Амалия стоит спиной к публике, и в этом нет ничего странного – маленькая дочь богатых родителей, и поставили ее здесь для украшения. И еще чтобы показать лучшим семьям Рудкёпинга, что у нас, семейства Теандер Рабов, есть не только самое замечательное в мире отхожее место, но еще и дети-ангелы, совершенно равнодушные к вашим восхищенным взорам. Такие мысли посещают проходящих мимо людей, и так подумала бы и Старая Дама, окажись она поблизости, но Амалия ничего такого не думает. Если она и повернулась спиной к толпе, то лишь потому, что разглядывает в округлой поверхности фаянсового унитаза искаженные отражения тех, кто проходит мимо. И тут неожиданно она делает для себя открытие, я даже могу сказать: одно из главных открытий своей жизни. Амалия видит, как отраженное помещение внезапно обретает глубину и перспективу, и позади удивленных взрослых и разинувших рты детей возникает луг, по которому разгуливают диковинные оранжевые животные, дальше за лугом видится какой-то лиловый лес, в лесу этом кто-то играет на флейте, и тут с ней происходит что-то странное. Трудно сказать, что именно, но мне кажется, что с этой минуты Амалия всю свою жизнь будет искать эти звуки флейты и этот райский пейзаж, который, как ей показалось, открылся ей и только ей одной, и неважно, что через мгновение он исчез, а она весь день, пока шаги последнего гостя не затихли в дальних коридорах, так и простояла на возвышении, погрузившись в воспоминания о своем видении и проникнувшись торжествующей меланхолией своей избранности.

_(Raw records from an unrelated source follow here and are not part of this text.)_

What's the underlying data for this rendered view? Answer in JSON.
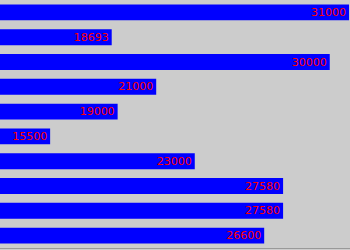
{
  "chart_data": {
    "type": "bar",
    "orientation": "horizontal",
    "categories": [
      null,
      null,
      null,
      null,
      null,
      null,
      null,
      null,
      null,
      null
    ],
    "values": [
      31000,
      18693,
      30000,
      21000,
      19000,
      15500,
      23000,
      27580,
      27580,
      26600
    ],
    "color": "#0000ff",
    "xlim": [
      12900,
      31050
    ],
    "grid": false,
    "data_labels": true,
    "tick_labels": false
  }
}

Амалия никогда не встречалась со своим дедом, но однажды тетя Гумма показала ей его фотографии. Гумма после неудачной операции на бедре стала инвалидом. По лабиринтам коридоров и бесконечным вереницам комнат она перемещалась на хитроумном трехколесном велосипеде с блестящей черной лакированной рамой. Однажды она предложила маленькой Амалии прокатиться вместе, и совершенно случайно они заехали в комнату, которую им больше так никогда и не удалось отыскать. Там, в этой комнате, Гумма показала Амалии несколько дагерротипов, на которых был запечатлен Фредерик Людвиг Теандер Рабов, дедушка Амалии. Дагерротипы эти относились к разным периодам его жизни – начиная с той ночи, когда он, будучи еще молодым человеком, выиграл в карты старый ручной типографский станок и несколько пачек пожелтевшей бумаги, до того времени, когда контуры его мускулистого тела начали размываться, и в конце концов от него остались лишь неясные очертания. На самых последних снимках он лишь едва угадывался рядом с женой, бабушкой Амалии, словно облачко порошка в свете магниевой вспышки.
Ко времени описываемых событий скромный листок частных объявлений, который он когда-то начал издавать – одержимый преклонением неграмотного человека перед печатным словом, – превратился в ежедневную газету, а о нем самом давно успели позабыть. Никто и представить себе не мог, что кто-нибудь другой, кроме бабушки Амалии, отец которой, как поговаривали, был мусорщиком и золотарем, то есть зарабатывал себе на жизнь вывозом из города дерьма, мог возглавлять газету. Сама она с тех пор больше не показывалась за стенами дома, и общественность знакомилась с ее легендарными знаниями о жизни города и окрестностей на страницах издания, где она предсказывала рождения и смерти, самоубийства и банкротства задолго до наступления этих событий, в связи с чем в городе утвердилось мнение, что судьба всех жителей находится не иначе как в руках провидения, с которым Старая Дама заключила сделку. Вот почему газета сохранила своих подписчиков и после того, как бабушка Амалии перестала появляться на людях и проводниками ее воли стали типографские рабочие и журналисты издания, которое воплощало ее самые честолюбивые замыслы, – на шести непроклеенных листах публиковались статьи, по которым, читая о событиях вчерашнего дня, почти все жители города, острова Лангелан и большей части Фюна пытались угадать свое будущее.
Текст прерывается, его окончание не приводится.